Rockhopper penguins are unique in their technique of trying to jump between rocks. Penguins are not particularly well adapted for this and it can be quite comical to watch.
Emperor penguins exhibit the astonishing trait of tobogganing (also used by various other penguins) which involves the propelling of the individual along on their stomach with their feet. It is a much more efficient method of locomotion as their legs are quite small and the ice provides a low friction surface.
The most northerly penguin is the Galapagos penguin, found around the Galapagos islands off the coast of Ecuador on the equator, and you can find four different species in Antarctica. You won't find any penguins in the northern hemisphere though.
- Penguins have no knees, hence the comical waddle.
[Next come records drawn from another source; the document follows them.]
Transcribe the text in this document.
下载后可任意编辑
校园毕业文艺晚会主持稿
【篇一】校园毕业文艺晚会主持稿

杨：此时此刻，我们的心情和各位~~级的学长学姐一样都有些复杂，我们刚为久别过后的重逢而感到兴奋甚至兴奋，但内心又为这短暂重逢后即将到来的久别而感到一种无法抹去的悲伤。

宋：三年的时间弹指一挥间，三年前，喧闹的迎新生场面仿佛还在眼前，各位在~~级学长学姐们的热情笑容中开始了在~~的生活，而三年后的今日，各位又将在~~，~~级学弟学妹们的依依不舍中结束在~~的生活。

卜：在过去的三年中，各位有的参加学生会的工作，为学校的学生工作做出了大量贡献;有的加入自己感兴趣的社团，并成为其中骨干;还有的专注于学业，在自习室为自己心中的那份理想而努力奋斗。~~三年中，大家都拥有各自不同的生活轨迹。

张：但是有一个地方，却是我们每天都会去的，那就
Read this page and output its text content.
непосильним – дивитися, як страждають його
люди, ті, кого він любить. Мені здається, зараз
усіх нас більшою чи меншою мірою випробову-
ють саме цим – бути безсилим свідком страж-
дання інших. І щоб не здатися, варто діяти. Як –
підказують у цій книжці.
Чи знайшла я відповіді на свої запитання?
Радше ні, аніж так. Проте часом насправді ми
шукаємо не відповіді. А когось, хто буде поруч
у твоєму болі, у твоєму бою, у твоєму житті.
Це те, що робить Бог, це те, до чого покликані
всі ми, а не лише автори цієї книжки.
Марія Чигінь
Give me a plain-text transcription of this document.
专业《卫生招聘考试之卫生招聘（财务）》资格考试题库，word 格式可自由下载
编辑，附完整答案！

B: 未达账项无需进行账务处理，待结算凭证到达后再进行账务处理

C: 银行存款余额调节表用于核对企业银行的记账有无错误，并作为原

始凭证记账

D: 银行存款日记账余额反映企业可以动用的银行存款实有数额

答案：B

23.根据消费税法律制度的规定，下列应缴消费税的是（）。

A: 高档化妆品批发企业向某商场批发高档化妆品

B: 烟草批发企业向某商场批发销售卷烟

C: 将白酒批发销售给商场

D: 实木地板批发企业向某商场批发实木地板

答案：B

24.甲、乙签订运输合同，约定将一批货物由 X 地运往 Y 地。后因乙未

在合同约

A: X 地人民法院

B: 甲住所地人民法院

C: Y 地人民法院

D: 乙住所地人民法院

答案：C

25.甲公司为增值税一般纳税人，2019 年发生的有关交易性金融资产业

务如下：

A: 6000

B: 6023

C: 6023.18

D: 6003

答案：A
- Penguins only mate once a year – and even then it lasts for just 10 seconds.
- It is thought that all penguins have evolved from petrel-like flying birds which existed 50 million years ago.
- The smallest of the penguin species can be seen as they come ashore at [The Oamaru Blue Penguin Colony] (http://www.penguins.co.nz) in New Zealand.
- No penguins can be found in the northern hemisphere.
- The northernmost penguin is the Galapagos penguin.
- Their feathers are covered in a waterproof oil.
- They have a counter-shaded white belly, just like great white sharks.
- Emperor penguins are the tallest at 1.1m.